When a spiritual medium is murdered in a locked hut on a haunted estate, Sir Henry Merrivale seeks a logical solution to a ghostly crime
Plague Court is old and crumbling, long neglected after its lord, hangman’s assistant Louis Playge, fell victim to the black death hundreds of years before. Famously haunted by Playge’s ghost, the property finally has a new owner and banishing the spirit is the first order of business. And when the medium employed with this task is found stabbed to death in a locked stone hut on the grounds, surrounded by an untouched circle of mud, the other guests at Plague Court have every reason to fear an act of supernatural violence—for who among them would be diabolical and calculating enough to orchestrate such an impossible execution?
Enter Sir Henry Merrivale, an amateur sleuth of many talents with deductive powers strong enough to unspool even the most baffling crimes. But in the creepy, atmospheric setting of Plague Court, where every indication suggests intervention from the afterlife, he encounters a seemingly-illogical murder scene unlike anything he’s ever encountered before...

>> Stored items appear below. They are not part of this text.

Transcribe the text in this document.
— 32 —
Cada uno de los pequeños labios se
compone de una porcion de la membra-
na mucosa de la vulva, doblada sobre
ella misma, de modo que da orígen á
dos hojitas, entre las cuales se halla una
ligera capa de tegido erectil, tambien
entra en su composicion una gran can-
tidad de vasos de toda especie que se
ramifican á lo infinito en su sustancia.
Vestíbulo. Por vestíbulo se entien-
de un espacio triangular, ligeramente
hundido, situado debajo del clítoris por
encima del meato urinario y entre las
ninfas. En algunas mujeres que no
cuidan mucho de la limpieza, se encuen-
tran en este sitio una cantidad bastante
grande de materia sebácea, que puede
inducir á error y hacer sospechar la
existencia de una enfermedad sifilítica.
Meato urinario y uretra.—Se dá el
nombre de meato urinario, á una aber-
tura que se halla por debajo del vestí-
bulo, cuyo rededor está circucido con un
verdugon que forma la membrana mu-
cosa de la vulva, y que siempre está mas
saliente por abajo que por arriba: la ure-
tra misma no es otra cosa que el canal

Reissued for the first time in thirty years, The Plague Court Murders is the first novel in the Sir Henry Merrivale series. Originally published under the name Carter Dickson, it is a masterful example of the “impossible crime” novel for which John Dickson Carr is known.
About the Author
John Dickson Carr (1906-1977) was one of the greatest writers of the American Golden Age mystery, and one of the only American authors to be included in England’s legendary Detection Club. Though he was born and died in the United States, Carr began his writing career while living in England, where he remained for nearly twenty years. Under his own name and various pseudonyms, he wrote more than seventy novels and numerous short stories, and is best known today for his locked-room mysteries. His beloved series character, Dr. Gideon Fell, was based on author G. K. Chesterton and appeared in twenty-four novels.
Michael Dirda is a Pulitzer Prize-winning critic and longtime book columnist for The Washington Post. He was once chosen by Washingtonian Magazine as one of the twenty-five smartest people in our nation’s capital (but, as Michael says, you have to consider the competition). He also writes regularly for the Times Literary Supplement;the New York Review of Books and other literary journals. His previous publications include the memoir An Open Book, four collections of essays—Readings, Bound to Please, Book by Book, and Classics for Pleasure—and On Conan Doyle, for which he won an Edgar Award. A lifelong Sherlock Holmes and Conan Doyle fan, he was inducted into The Baker Street Irregulars in 2002. He lives in Silver Spring, Maryland.
Recommended for Golden Age mystery fans, this is one of those books that requires the reader’s total immersion and is best approached in an easy chair with a good, strong cuppa at hand.
The post-17th-century atmosphere in the first half of the tale is thick enough to cut with a dagger [...] Like its own creepy backstory, the hero’s 86-year-old debut has now become a treasured chapter in criminal history.
A genuine baffler, placed in an eerie, ghostly setting.
— New York Times
The macabre setup is bolstered by the author’s superior gift at creating atmosphere. This entry in the American Mystery Classic series begs rereading to note how artfully Carr misdirects readers even while planting all the vital clues in plain sight.